Thursday, December 29, 2011

RSPAN capture with VACL redirect

This is a "new" instrumentation techinque on IOS that combines RSPAN and VACL, with the "redirect" feature coming into play.

! Create an extended ACL to match traffic that needs analysis
ip access-list extended traffic_to_analyze
permit tcp any any eq telnet
permit tcp any eq telnet any
!
! Create new RSPAN VLAN to copy traffic before we filter and capture
vlan 901
remote-span
!
! Define traditional SPAN monitor sessions to mirror all traffic to RSPAN VLAN
Monitor session 3 source interface vlan 100 both
Monitor session 3 destination remote vlan 901
!
! specify SPAN session details - Gi1/24 here goes to an analyzer
monitor session 4 source vlan 901
monitor session 4 destination interface Gi1/24
!
! Define VLAN access map with action redirect which bypasses traditional L2 forwarding
vlan access-map filter1 10
match ip address traffic_to_analyze
action redirect Gi1/24
!
! Apply VACL to RSPAN VLAN
vlan filter filter1 vlan-list 901
!

That's it! You can take a deep breath and relax knowing fully well that all the action is occurring on a copy of the traffic (in VLAN 901 here).

Note that although that this feature is supported generally with 12.2SX releases, this example was tested under 12.2(33)SXH2a

Friday, December 16, 2011

OTV in a nutshell

OTV edge devices (7018s) have two interfaces:
1. Internal facing L2 that functions exactly like any traditional switch with (mac, i/f) mappings in the table.
2. Core facing "join-interface" which connects to the "overlay-network"

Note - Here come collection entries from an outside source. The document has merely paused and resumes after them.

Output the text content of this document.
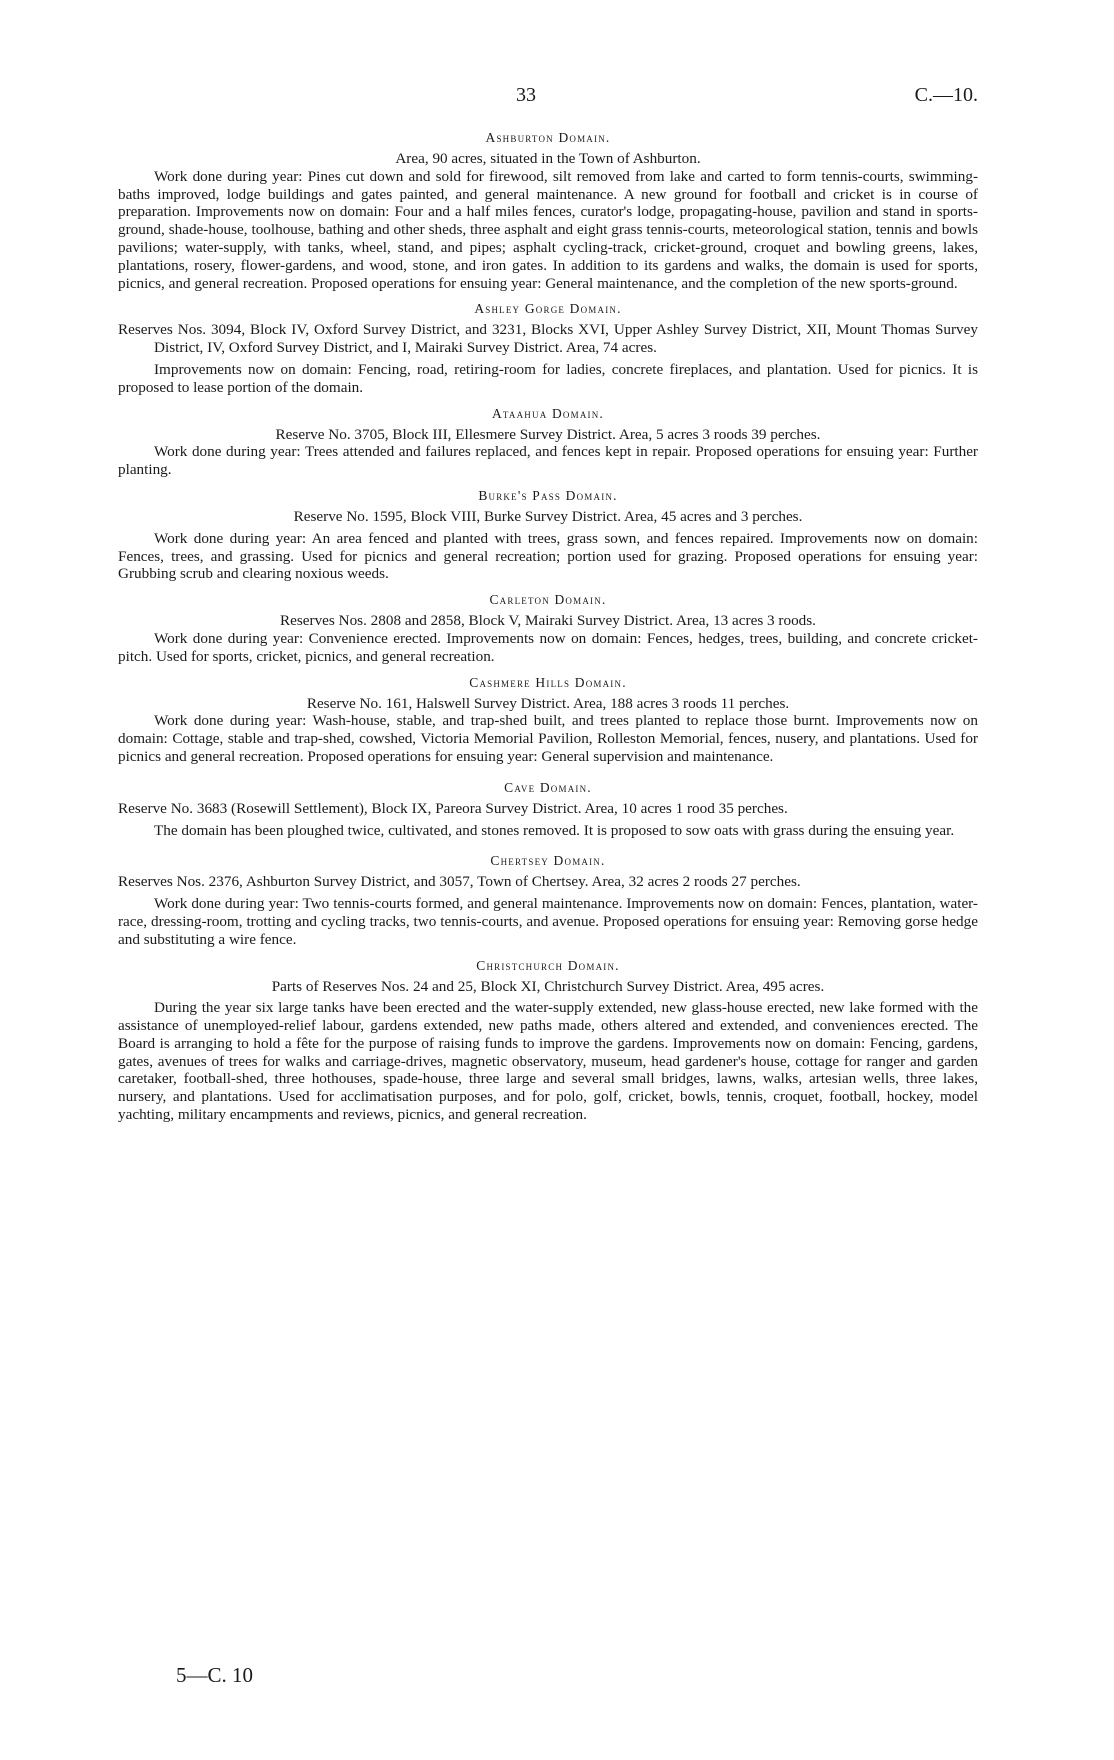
33	C.—10.
Ashburton Domain.

Area, 90 acres, situated in the Town of Ashburton.

Work done during year: Pines cut down and sold for firewood, silt removed from lake and carted to form tennis-courts, swimming-baths improved, lodge buildings and gates painted, and general maintenance. A new ground for football and cricket is in course of preparation. Improvements now on domain: Four and a half miles fences, curator's lodge, propagating-house, pavilion and stand in sports-ground, shade-house, toolhouse, bathing and other sheds, three asphalt and eight grass tennis-courts, meteorological station, tennis and bowls pavilions; water-supply, with tanks, wheel, stand, and pipes; asphalt cycling-track, cricket-ground, croquet and bowling greens, lakes, plantations, rosery, flower-gardens, and wood, stone, and iron gates. In addition to its gardens and walks, the domain is used for sports, picnics, and general recreation. Proposed operations for ensuing year: General maintenance, and the completion of the new sports-ground.

Ashley Gorge Domain.

Reserves Nos. 3094, Block IV, Oxford Survey District, and 3231, Blocks XVI, Upper Ashley Survey District, XII, Mount Thomas Survey District, IV, Oxford Survey District, and I, Mairaki Survey District. Area, 74 acres.

Improvements now on domain: Fencing, road, retiring-room for ladies, concrete fireplaces, and plantation. Used for picnics. It is proposed to lease portion of the domain.

Ataahua Domain.

Reserve No. 3705, Block III, Ellesmere Survey District. Area, 5 acres 3 roods 39 perches.

Work done during year: Trees attended and failures replaced, and fences kept in repair. Proposed operations for ensuing year: Further planting.

Burke's Pass Domain.

Reserve No. 1595, Block VIII, Burke Survey District. Area, 45 acres and 3 perches.

Work done during year: An area fenced and planted with trees, grass sown, and fences repaired. Improvements now on domain: Fences, trees, and grassing. Used for picnics and general recreation; portion used for grazing. Proposed operations for ensuing year: Grubbing scrub and clearing noxious weeds.

Carleton Domain.

Reserves Nos. 2808 and 2858, Block V, Mairaki Survey District. Area, 13 acres 3 roods.

Work done during year: Convenience erected. Improvements now on domain: Fences, hedges, trees, building, and concrete cricket-pitch. Used for sports, cricket, picnics, and general recreation.

Cashmere Hills Domain.

Reserve No. 161, Halswell Survey District. Area, 188 acres 3 roods 11 perches.

Work done during year: Wash-house, stable, and trap-shed built, and trees planted to replace those burnt. Improvements now on domain: Cottage, stable and trap-shed, cowshed, Victoria Memorial Pavilion, Rolleston Memorial, fences, nusery, and plantations. Used for picnics and general recreation. Proposed operations for ensuing year: General supervision and maintenance.

Cave Domain.

Reserve No. 3683 (Rosewill Settlement), Block IX, Pareora Survey District. Area, 10 acres 1 rood 35 perches.

The domain has been ploughed twice, cultivated, and stones removed. It is proposed to sow oats with grass during the ensuing year.

Chertsey Domain.

Reserves Nos. 2376, Ashburton Survey District, and 3057, Town of Chertsey. Area, 32 acres 2 roods 27 perches.

Work done during year: Two tennis-courts formed, and general maintenance. Improvements now on domain: Fences, plantation, water-race, dressing-room, trotting and cycling tracks, two tennis-courts, and avenue. Proposed operations for ensuing year: Removing gorse hedge and substituting a wire fence.

Christchurch Domain.

Parts of Reserves Nos. 24 and 25, Block XI, Christchurch Survey District. Area, 495 acres.

During the year six large tanks have been erected and the water-supply extended, new glass-house erected, new lake formed with the assistance of unemployed-relief labour, gardens extended, new paths made, others altered and extended, and conveniences erected. The Board is arranging to hold a fête for the purpose of raising funds to improve the gardens. Improvements now on domain: Fencing, gardens, gates, avenues of trees for walks and carriage-drives, magnetic observatory, museum, head gardener's house, cottage for ranger and garden caretaker, football-shed, three hothouses, spade-house, three large and several small bridges, lawns, walks, artesian wells, three lakes, nursery, and plantations. Used for acclimatisation purposes, and for polo, golf, cricket, bowls, tennis, croquet, football, hockey, model yachting, military encampments and reviews, picnics, and general recreation.

5—C. 10
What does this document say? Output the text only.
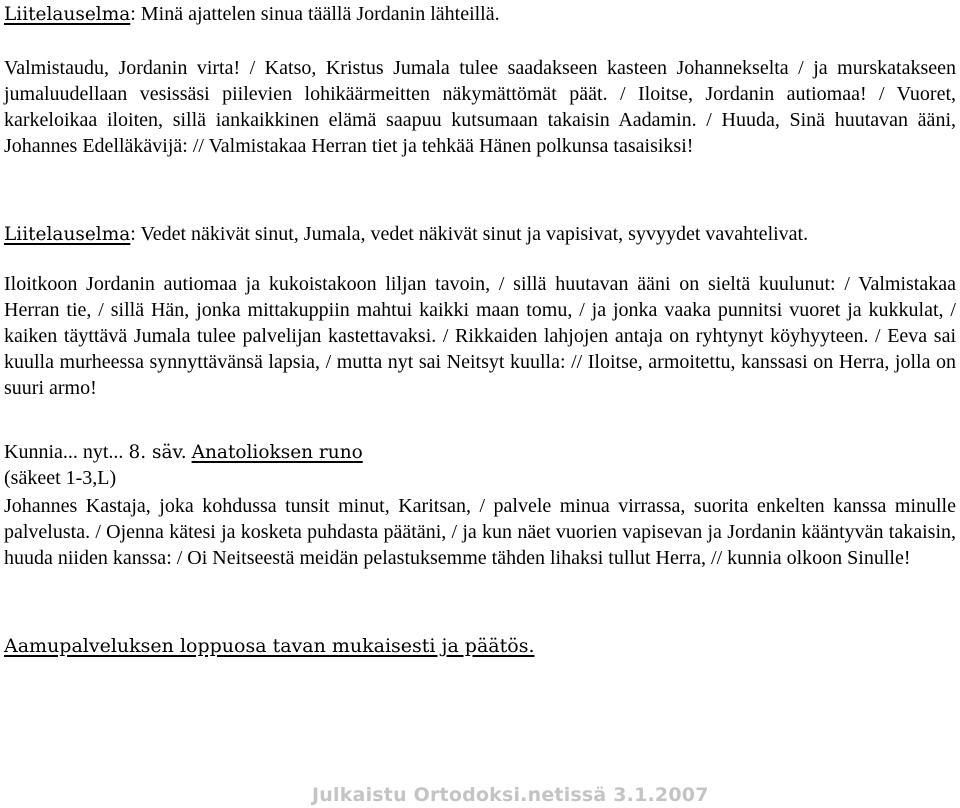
Liitelauselma: Minä ajattelen sinua täällä Jordanin lähteillä.

Valmistaudu, Jordanin virta! / Katso, Kristus Jumala tulee saadakseen kasteen Johannekselta / ja murskatakseen jumaluudellaan vesissäsi piilevien lohikäärmeitten näkymättömät päät. / Iloitse, Jordanin autiomaa! / Vuoret, karkeloikaa iloiten, sillä iankaikkinen elämä saapuu kutsumaan takaisin Aadamin. / Huuda, Sinä huutavan ääni, Johannes Edelläkävijä: // Valmistakaa Herran tiet ja tehkää Hänen polkunsa tasaisiksi!

Liitelauselma: Vedet näkivät sinut, Jumala, vedet näkivät sinut ja vapisivat, syvyydet vavahtelivat.

Iloitkoon Jordanin autiomaa ja kukoistakoon liljan tavoin, / sillä huutavan ääni on sieltä kuulunut: / Valmistakaa Herran tie, / sillä Hän, jonka mittakuppiin mahtui kaikki maan tomu, / ja jonka vaaka punnitsi vuoret ja kukkulat, / kaiken täyttävä Jumala tulee palvelijan kastettavaksi. / Rikkaiden lahjojen antaja on ryhtynyt köyhyyteen. / Eeva sai kuulla murheessa synnyttävänsä lapsia, / mutta nyt sai Neitsyt kuulla: // Iloitse, armoitettu, kanssasi on Herra, jolla on suuri armo!

Kunnia... nyt... 8. säv. Anatolioksen runo

(säkeet 1-3,L)

Johannes Kastaja, joka kohdussa tunsit minut, Karitsan, / palvele minua virrassa, suorita enkelten kanssa minulle palvelusta. / Ojenna kätesi ja kosketa puhdasta päätäni, / ja kun näet vuorien vapisevan ja Jordanin kääntyvän takaisin, huuda niiden kanssa: / Oi Neitseestä meidän pelastuksemme tähden lihaksi tullut Herra, // kunnia olkoon Sinulle!

Aamupalveluksen loppuosa tavan mukaisesti ja päätös.

Julkaistu Ortodoksi.netissä 3.1.2007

Each site has an AED (active edge device) that is responsible for advertising (mac, join-interface-IP) into the overlay-network. All this happens over an multicast control-group (say, 239.1.1.1) that all the AED's join (core-facing, therefore the need for ASM capable core, which we have and support). IS-IS is the underlying link-state protocol which allows the AEDs to advertise their local mac-addresses that they learn from the "internal-facing" L2 segments.

Packet forwarding proceed thusly:

1. If dst mac is local to site, traditional switching with (mac, i/f) path is taken.
2. if dst mac is remote, OTV encapsulates complete L2 header (w/ 802.1q tag but strips off preamble and FCS) into an IP/UDP packet with dst-IP being the remote-AED that advertised the mac. The source is local-AED join-interface IP, and UDP dest port is 8472.
3. Multicast traffic handling is more sophisticated with (DS, DG) where (S,G) is mapped to (DS, DG) and fired off into core network. DS = Delivery Source, DG = Delivery Group. S = Source, G = Group.

VM vMotion:

1. When a VM moves, the mac moves with it.
2. The AED at the new site detects the presence of a mac on the outside (mac, remote-AED-IP) AND now on the inside (mac, i/f)
3. This triggers the AED to advertise the mac into the overlay with metric 0
4. The original site, upon noting this advertisement immediately withdraws its own (mac, join-interface-IP) with a rapid IS-IS LSP on the control-plane.